8. The method for producing activated carbon material for supercapacitors according to claim 7, characterized in that the sub-step E1 is carried out for at least one hour, the sub-step E2 is carried out for at least one hour, and in the sub-step E2, the acidulant in the first acidic aqueous solution is selected from the group consisting of sulfuric acid, nitric acid, hydrochloric acid and combinations thereof.
9. The method for producing an activated carbon material for a supercapacitor according to claim 1, characterized in that in step G, the material is heated in a nitrogen atmosphere at a heating rate of 1°C / min to 10°C / min to a temperature of less than 1000°C.

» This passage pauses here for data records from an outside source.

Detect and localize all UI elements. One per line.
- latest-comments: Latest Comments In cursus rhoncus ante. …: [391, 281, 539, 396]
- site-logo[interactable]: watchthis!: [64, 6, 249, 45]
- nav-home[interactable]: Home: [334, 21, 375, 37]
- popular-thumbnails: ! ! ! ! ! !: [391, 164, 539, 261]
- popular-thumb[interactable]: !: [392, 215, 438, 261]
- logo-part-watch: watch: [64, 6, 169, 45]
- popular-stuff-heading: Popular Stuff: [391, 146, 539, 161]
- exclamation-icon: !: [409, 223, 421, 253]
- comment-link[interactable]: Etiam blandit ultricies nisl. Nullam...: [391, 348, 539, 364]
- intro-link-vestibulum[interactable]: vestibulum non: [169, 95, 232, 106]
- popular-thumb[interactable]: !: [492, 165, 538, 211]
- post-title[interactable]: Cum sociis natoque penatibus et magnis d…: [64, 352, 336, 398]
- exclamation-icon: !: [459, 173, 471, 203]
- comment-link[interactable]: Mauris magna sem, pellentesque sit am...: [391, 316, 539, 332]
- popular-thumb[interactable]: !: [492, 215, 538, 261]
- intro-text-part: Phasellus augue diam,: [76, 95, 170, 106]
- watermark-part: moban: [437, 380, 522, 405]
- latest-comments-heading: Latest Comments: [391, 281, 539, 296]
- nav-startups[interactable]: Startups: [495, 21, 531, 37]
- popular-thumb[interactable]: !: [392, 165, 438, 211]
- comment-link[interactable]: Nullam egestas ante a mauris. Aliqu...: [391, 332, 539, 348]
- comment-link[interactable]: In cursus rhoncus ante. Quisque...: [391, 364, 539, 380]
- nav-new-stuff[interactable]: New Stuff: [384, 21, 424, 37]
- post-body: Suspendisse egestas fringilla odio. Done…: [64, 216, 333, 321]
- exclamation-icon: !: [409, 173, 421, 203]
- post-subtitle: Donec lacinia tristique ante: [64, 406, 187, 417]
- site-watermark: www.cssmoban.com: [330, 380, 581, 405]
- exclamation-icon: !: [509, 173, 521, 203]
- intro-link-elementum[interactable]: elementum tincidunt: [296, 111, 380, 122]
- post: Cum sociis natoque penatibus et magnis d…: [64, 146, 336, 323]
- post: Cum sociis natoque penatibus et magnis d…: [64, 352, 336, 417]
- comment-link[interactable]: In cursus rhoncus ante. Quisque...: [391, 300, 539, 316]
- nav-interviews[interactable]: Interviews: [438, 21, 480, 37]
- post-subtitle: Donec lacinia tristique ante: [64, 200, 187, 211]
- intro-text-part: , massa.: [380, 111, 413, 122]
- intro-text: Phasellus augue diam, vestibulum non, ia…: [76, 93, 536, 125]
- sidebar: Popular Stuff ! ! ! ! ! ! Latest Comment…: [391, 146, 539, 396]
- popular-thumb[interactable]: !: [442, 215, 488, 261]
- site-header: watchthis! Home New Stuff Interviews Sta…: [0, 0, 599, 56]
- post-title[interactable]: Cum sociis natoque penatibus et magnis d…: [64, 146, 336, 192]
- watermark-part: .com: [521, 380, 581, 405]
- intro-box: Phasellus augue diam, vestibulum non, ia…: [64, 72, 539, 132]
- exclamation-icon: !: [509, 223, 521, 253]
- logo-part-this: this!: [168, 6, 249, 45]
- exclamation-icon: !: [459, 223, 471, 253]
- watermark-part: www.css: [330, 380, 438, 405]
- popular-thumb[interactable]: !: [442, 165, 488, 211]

10. The method for producing an activated carbon material for a supercapacitor according to claim 1, characterized in that, in step G, the activated carbon material for a supercapacitor has a plurality of micropores and a plurality of mesopores having a pore diameter larger than the micropores, and the ratio of the total volume of the micropores to the total volume of the mesopores is in the range of 1.5 to 5.